United States Attorney David DeVillers announced today the U.S. Attorney’s Office – in coordination with the Civil Rights Division of the Department of Justice, the Cincinnati Division of the FBI and the Columbus Division of Police – will review the facts and circumstances surrounding the Dec. 4, 2020 shooting of Casey Goodson.
The 23-year-old Goodson was shot last week on his doorstep in north Columbus by Franklin County Sheriff's Deputy Jason Meade, a 17-year veteran who was working with the U.S. Marshals Service Fugitive Task Force. The Marshals Service says they were concluding their operation when Goodson drove by and waved a gun at an officer. There were reports of a "verbal exhange", but Columbus Police say no other officer witnessed the shooting. Members of the task force are not issued body cameras, and no other witnesses have been identified.
A gun was recovered near Goodson. But family members say the 23-year old man, who had a concealed carry license, was simply returning home from the dentist, and carried only his house keys and dinner. Goodson was not the target of or related to the Fugitive Task Force investigation.

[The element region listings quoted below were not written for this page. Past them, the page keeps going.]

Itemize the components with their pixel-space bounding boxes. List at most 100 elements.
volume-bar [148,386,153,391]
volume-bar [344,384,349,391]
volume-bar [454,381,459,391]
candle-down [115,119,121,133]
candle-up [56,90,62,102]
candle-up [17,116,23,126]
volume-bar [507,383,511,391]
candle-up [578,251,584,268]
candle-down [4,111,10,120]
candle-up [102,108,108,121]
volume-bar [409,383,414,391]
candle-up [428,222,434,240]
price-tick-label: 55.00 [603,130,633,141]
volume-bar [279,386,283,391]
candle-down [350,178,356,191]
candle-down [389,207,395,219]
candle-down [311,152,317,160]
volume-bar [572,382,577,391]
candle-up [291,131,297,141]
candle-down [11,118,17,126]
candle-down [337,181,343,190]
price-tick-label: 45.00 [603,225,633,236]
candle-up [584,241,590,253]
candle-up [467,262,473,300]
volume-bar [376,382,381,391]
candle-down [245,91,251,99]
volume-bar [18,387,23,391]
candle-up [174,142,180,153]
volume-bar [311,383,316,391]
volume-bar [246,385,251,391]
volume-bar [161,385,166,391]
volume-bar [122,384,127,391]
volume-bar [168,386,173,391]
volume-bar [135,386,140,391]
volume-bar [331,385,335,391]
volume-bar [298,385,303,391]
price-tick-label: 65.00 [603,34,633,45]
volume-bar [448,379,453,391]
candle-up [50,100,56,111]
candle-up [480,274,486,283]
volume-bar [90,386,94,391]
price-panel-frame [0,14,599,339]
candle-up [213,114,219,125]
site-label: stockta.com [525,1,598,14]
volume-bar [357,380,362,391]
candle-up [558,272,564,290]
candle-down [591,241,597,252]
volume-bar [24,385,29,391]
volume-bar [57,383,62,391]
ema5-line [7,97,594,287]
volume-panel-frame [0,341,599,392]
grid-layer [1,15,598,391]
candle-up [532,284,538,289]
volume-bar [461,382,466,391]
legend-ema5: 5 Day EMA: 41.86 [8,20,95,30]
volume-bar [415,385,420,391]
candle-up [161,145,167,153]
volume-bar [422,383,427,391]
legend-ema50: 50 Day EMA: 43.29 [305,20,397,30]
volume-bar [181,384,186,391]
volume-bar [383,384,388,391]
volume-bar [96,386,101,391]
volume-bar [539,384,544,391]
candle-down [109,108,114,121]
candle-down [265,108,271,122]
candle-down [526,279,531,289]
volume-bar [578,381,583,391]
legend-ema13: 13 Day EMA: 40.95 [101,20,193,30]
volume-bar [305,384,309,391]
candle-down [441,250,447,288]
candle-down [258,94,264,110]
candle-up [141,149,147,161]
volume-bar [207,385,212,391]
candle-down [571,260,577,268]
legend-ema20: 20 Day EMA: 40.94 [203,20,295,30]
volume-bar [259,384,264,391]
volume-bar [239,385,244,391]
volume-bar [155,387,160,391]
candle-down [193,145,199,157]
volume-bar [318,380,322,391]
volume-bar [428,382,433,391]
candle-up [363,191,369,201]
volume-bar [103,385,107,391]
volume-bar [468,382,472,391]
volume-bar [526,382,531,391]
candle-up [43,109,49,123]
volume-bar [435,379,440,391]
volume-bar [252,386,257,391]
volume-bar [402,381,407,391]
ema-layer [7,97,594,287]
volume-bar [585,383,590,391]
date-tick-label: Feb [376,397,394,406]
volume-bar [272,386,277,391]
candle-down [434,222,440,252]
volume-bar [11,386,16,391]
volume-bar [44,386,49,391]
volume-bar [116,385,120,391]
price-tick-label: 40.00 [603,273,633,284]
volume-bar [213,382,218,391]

On Monday, the Ohio Bureau of Criminal Investigation declined to take up the case. Steve Irwin, a spokesperson for the Ohio Attorney General's office, said that in the interval between the shooting and the request, the crime scene had been dismantled and the witnesses dispersed.
According to the DeVillers release, federal officials will take appropriate action if the evidence indicates any federal civil rights laws were violated.